By Dr. Ruth Nemzoff, with Helen A. Berger, PhD, resident scholar at the Women's Studies Research Center at Brandeis University and author of A Community of Witches.
No nostalgia for us for the Mad Men workplace -- it wasn't nice and it wasn't pretty. We lived it and we know. Recently, the New York Times ran a front-page story about Trump's complicated relationship with women he worked with in both real estate and the beauty pageant business. Much of the behavior reported in that article reminds us of the bad old days -- at least for a woman, when her boss could comment on her looks, touch her inappropriately, and create a very sexualized work environment.
The article praises Trump for at least promoting women, even against his father's wishes. Sure, he promoted women: he thought they were good workers. The unasked question is, did he pay them as much as he would've had to pay a man for the same quality work? Or, was this simply yet another one of his good deals.
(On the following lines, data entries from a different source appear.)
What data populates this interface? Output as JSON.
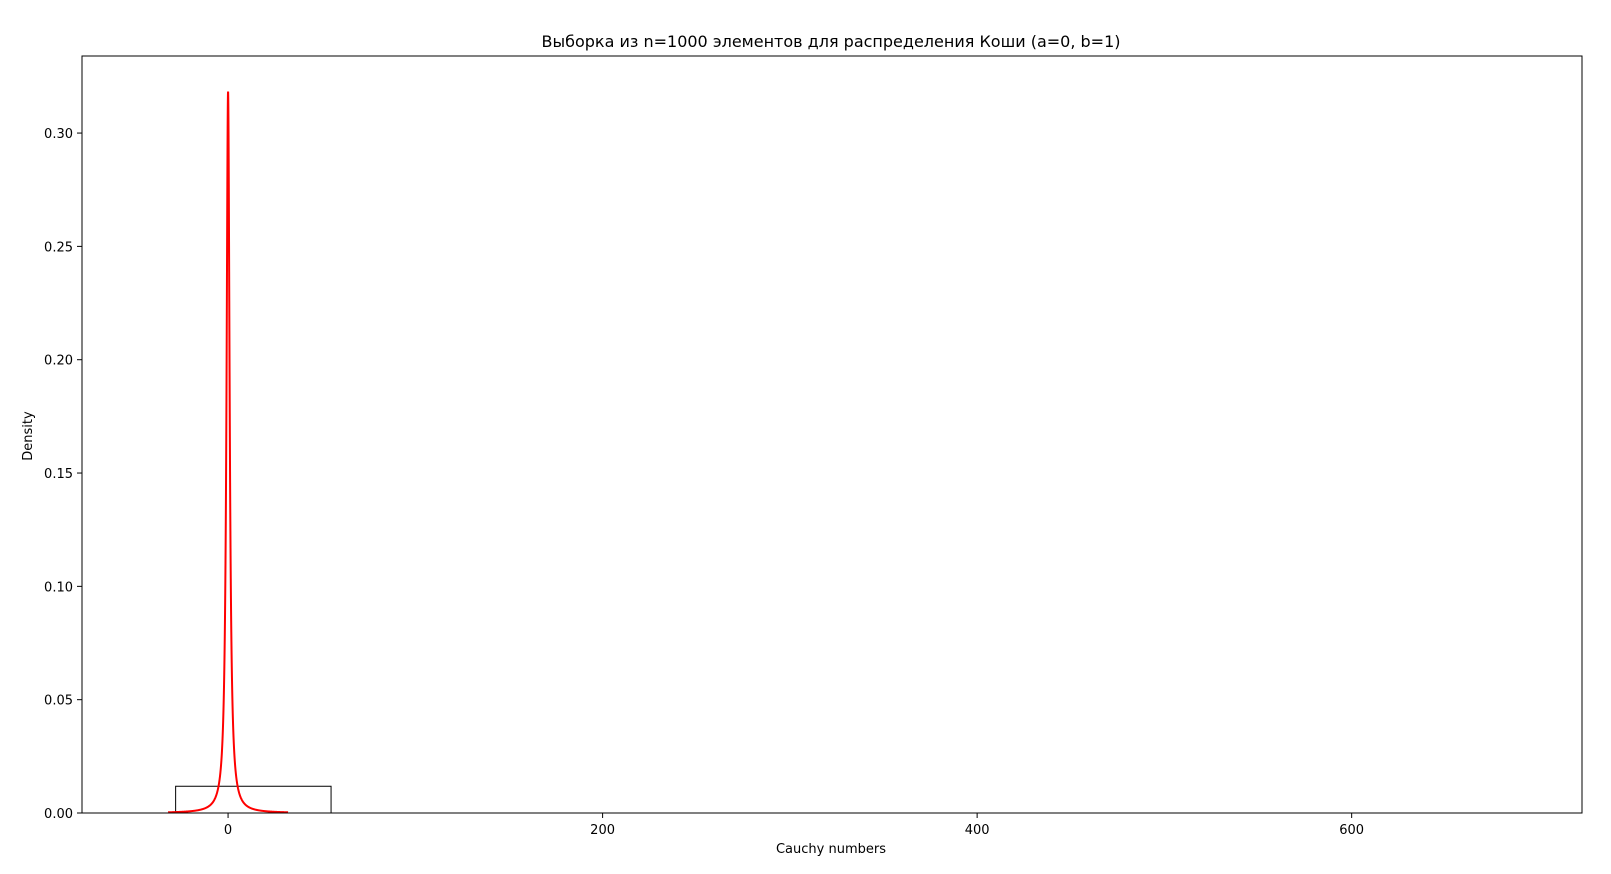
{
  "chart_data": {
    "type": "bar",
    "title": "Выборка из n=1000 элементов для распределения Коши (a=0, b=1)",
    "xlabel": "Cauchy numbers",
    "ylabel": "Density",
    "xlim": [
      -78,
      723
    ],
    "ylim": [
      0,
      0.334
    ],
    "x_ticks": [
      {
        "value": 0,
        "label": "0"
      },
      {
        "value": 200,
        "label": "200"
      },
      {
        "value": 400,
        "label": "400"
      },
      {
        "value": 600,
        "label": "600"
      }
    ],
    "y_ticks": [
      {
        "value": 0.0,
        "label": "0.00"
      },
      {
        "value": 0.05,
        "label": "0.05"
      },
      {
        "value": 0.1,
        "label": "0.10"
      },
      {
        "value": 0.15,
        "label": "0.15"
      },
      {
        "value": 0.2,
        "label": "0.20"
      },
      {
        "value": 0.25,
        "label": "0.25"
      },
      {
        "value": 0.3,
        "label": "0.30"
      }
    ],
    "grid": false,
    "legend": "none",
    "histogram": {
      "bins": [
        {
          "x0": -111,
          "x1": -28,
          "density": 0.0
        },
        {
          "x0": -28,
          "x1": 55,
          "density": 0.0118
        },
        {
          "x0": 55,
          "x1": 138,
          "density": 0.0
        },
        {
          "x0": 138,
          "x1": 221,
          "density": 0.0
        },
        {
          "x0": 221,
          "x1": 304,
          "density": 0.0
        },
        {
          "x0": 304,
          "x1": 387,
          "density": 0.0
        },
        {
          "x0": 387,
          "x1": 470,
          "density": 0.0
        },
        {
          "x0": 470,
          "x1": 553,
          "density": 0.0
        },
        {
          "x0": 553,
          "x1": 636,
          "density": 0.0
        },
        {
          "x0": 636,
          "x1": 719,
          "density": 0.0
        }
      ],
      "edge_color": "#000000",
      "fill": "none"
    },
    "density_curve": {
      "distribution": "cauchy",
      "location_a": 0,
      "scale_b": 1,
      "x_range": [
        -32,
        32
      ],
      "color": "#ff0000"
    }
  }
}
You know, the kind where he wins and someone else pays the cost.
Republican national committee head, Reince Priebus, repeatedly wavering in his estimation of Trump's character, called the stories ''planted'' and suggested that critics are unfit to judge the presumptive GOP nominee.
''As Christians, judging each other, I think, is problematic,'' he said on ABC's This Week."It's when people live in glass houses and throw stones that people get in trouble. ... It's not necessarily that people make mistakes or have regrets or seek forgiveness. It's whether or not the person launching the charge is authentic in their own life and can actually be pure enough to make such a charge.''
So does Priebus, or the rest of us, think that Trump is "pure enough" to throw stones? Because that is what he is doing to Hillary, for something that her husband did in the 1990s. Trump himself, when called on his behavior in the 1990s, said it was too long ago to be of importance. How is it that he gets away with this? Why is he comfortable with the double standard? And why do we let him get away with it?
More importantly, why are we so willing to permit women blaming. Donald Trump wants to frame Hillary Clinton as an enabler -- the person responsible for what her husband did. It's an interesting strategy, particularly by a man who dated his second wife while still married to his first, and has been quite open about the sheer number of women he has slept with. Why should Hillary be called into account for what her husband did, particularly by a man who not only had affairs, but was -- if these reports are correct -- sexually inappropriate? When does the psychology of enabling become a tool to move the responsibility from the perpetrator to other women in his life?
Teflon Trump will probably get away with this, after all he's feeling lots of people's sexual fantasies. And sex sells. And his promise to 'Make America Great Again' is an implied promise to return us to the 1950s, the Mad Men era, when economic distribution was less skewed toward the top 1% , but which wasn't so great for minorities or women. Nothing Trump tells us he is going to do will reinstate the relative well-being for the American working class -- particularly white working class -- of the post WWII era but he is clearly signaling that he will return us to an era of secretaries with little hope for promotion unless they put up with their boss's sexual aggressions.
If nothing else, Trump is a great salesman. He is also very good at deflecting our attention from what he is doing, has done, or doesn't know. Instead of talking policy he talks dirt. We saw in the GOP primary that he dragged his opponents into the gutter with him. They began talking penis size instead of policy. Is the presidential election really about selling sex or is it about governing the country and our place in the world? Only we can decide if we will continue to be seduced by Trump's latest escapades. Let's demand real analysis in our news broadcasts.